Formicola, whose only past public service was a one-year term on the city council in 2001, joins first term state Sen. Jim Holt in the race on the Republican side. Former Benton County Sheriff Andy Lee (R) is mentioned as a possibility.
None is considered a serious challenger to Lincoln, who going into this election cycle was seen as one of the most vulnerable Democrats up for re-election.
But state and national Republicans failed in their recruitment efforts as Gov. Mike Huckabee, former Rep. Asa Hutchinson and Lt. Gov. Win Rockefeller all decided against the race.
Taking advantage of the recruiting disarray on the Republican side, Lincoln has positioned herself well for a second term. She ended September with $2.4 million in the bank.
Nomination Path Seems Clear for Paul Babbitt
Venture capitalist George Cordova (D) took himself out of contention in Arizona’s 1st district Tuesday, clearing the primary for former Flagstaff Mayor Paul Babbitt (D).
“There’s a necessary time commitment I cannot make,” said Cordova, citing business obligations as the primary reason he chose not to run.
Babbitt, the brother of former Interior Secretary and Arizona Gov. Bruce Babbitt, now has a clear shot at freshman Rep. Rick Renzi, one of the most vulnerable House Republicans.
Even prior to Cordova’s departure, Gov. Janet Napolitano as well as Democratic Reps. Ed Pastor and Raúl Grijalva had thrown their support behind Babbitt.
Napolitano has offered Cordova a spot on the Greater Arizona Development Authority.
Cordova came up 3 points short against Renzi in 2002 after shocking the Democratic establishment by winning the primary.
He was immediately buffeted by ads questioning his past business practices and never recovered. Even so, Renzi only took 49 percent of the vote.
The district, which is larger than Pennsylvania, was created following the 2001 reapportionment process in which Arizona gained two new Congressional districts.
In Dispatch From Iraq, Boquist Expresses Doubts
Brian Boquist (R) has told supporters that he may not seek another rematch with Rep. Darlene Hooley (D) after all.

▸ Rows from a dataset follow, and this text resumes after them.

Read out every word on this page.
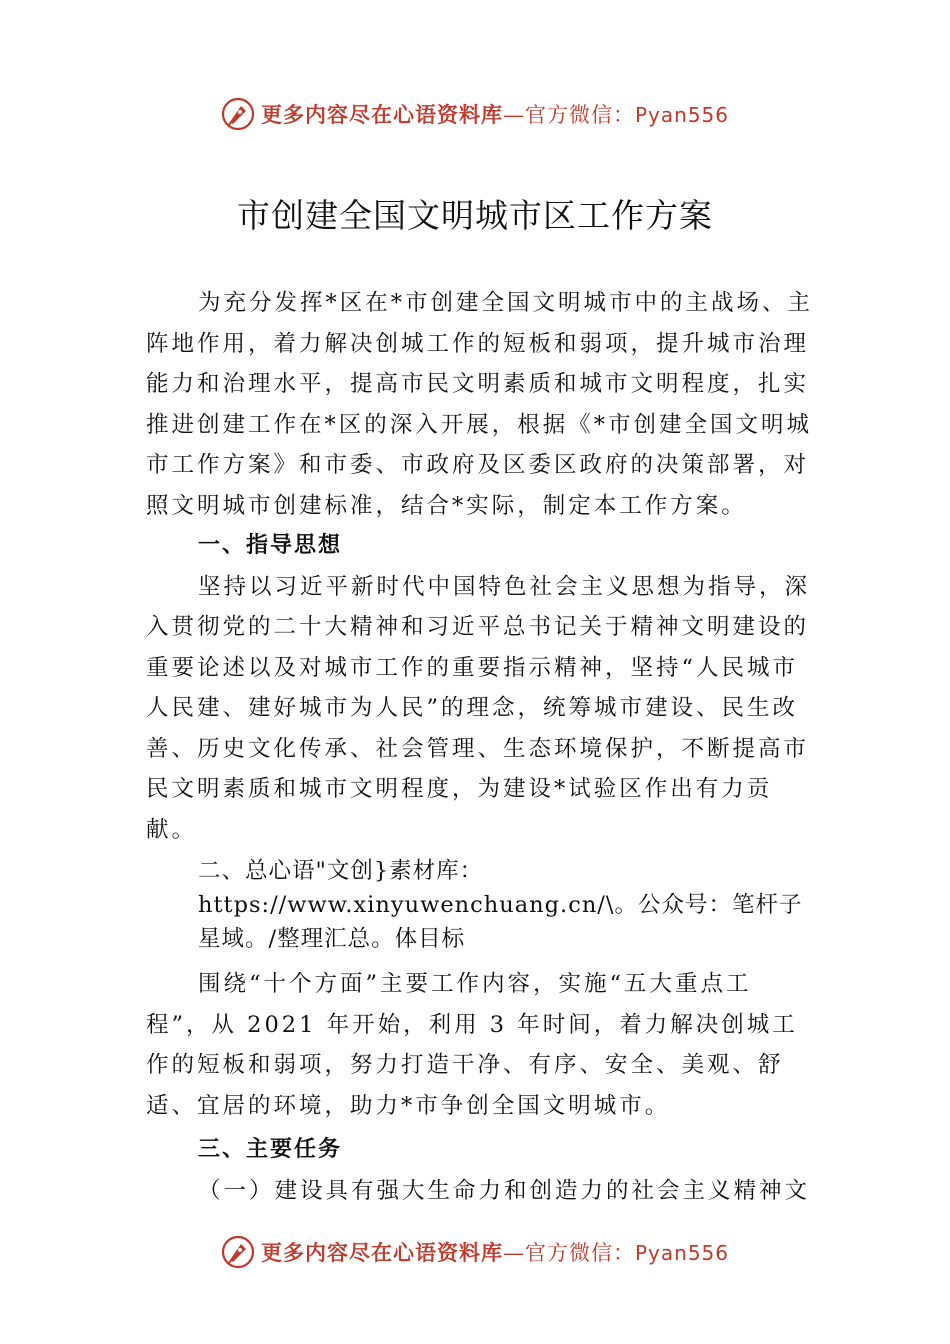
更多内容尽在心语资料库—官方微信：Pyan556
市创建全国文明城市区工作方案

为充分发挥*区在*市创建全国文明城市中的主战场、主阵地作用，着力解决创城工作的短板和弱项，提升城市治理能力和治理水平，提高市民文明素质和城市文明程度，扎实推进创建工作在*区的深入开展，根据《*市创建全国文明城市工作方案》和市委、市政府及区委区政府的决策部署，对照文明城市创建标准，结合*实际，制定本工作方案。

一、指导思想

坚持以习近平新时代中国特色社会主义思想为指导，深入贯彻党的二十大精神和习近平总书记关于精神文明建设的重要论述以及对城市工作的重要指示精神，坚持“人民城市人民建、建好城市为人民”的理念，统筹城市建设、民生改善、历史文化传承、社会管理、生态环境保护，不断提高市民文明素质和城市文明程度，为建设*试验区作出有力贡献。

二、总心语"文创}素材库：https://www.xinyuwenchuang.cn/\。公众号：笔杆子星域。/整理汇总。体目标

围绕“十个方面”主要工作内容，实施“五大重点工程”，从 2021 年开始，利用 3 年时间，着力解决创城工作的短板和弱项，努力打造干净、有序、安全、美观、舒适、宜居的环境，助力*市争创全国文明城市。

三、主要任务

（一）建设具有强大生命力和创造力的社会主义精神文

更多内容尽在心语资料库—官方微信：Pyan556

Boquist, a lieutenant colonel who is on active duty with the 5th Special Forces Group stationed in Baghdad, filed to run again last year but as the possibility that his deployment could be extended grows, the Army Reservist is showing reservations about staying in the race.
“If I’m still on active military service in Iraq, it may be inappropriate to run for Congress,” he recently wrote in an e-mail addressed to “fellow Republicans.”
Boquist did not shy away from citing his inability to defeat Hooley in two previous bids as another factor in his decision-making. He received 45 percent of the vote in 2002 and 43 percent in 2000 in the Willamette Valley swing district.
“[And] there are two very good candidates, [State. Sen.] Jackie Winters and [lawyer] Jim Zupancic, running in the GOP primary,” Boquist continued in the e-mail.
Boquist, who is a Salem businessman in his civilian life, said he will make his final decision on filing day, March 9.
His tour is scheduled to end between March and June but could be extended. The primary is scheduled for May 18.
Selectwoman Considers Starting Shays Rebellion
Westport Selectwoman Diane Farrell (D) is leaning toward a challenge to 4th district Rep. Christopher Shays (R), according to a report in the Stamford Advocate.
Farrell was first elected to her post in 1998 and re-elected in 2002.
Despite the district’s Democratic lean, Shays has regularly won re-election with ease touting his credentials as one of the leading conservatives in Congress. He ended September with an unimpressive $122,000 on hand, however.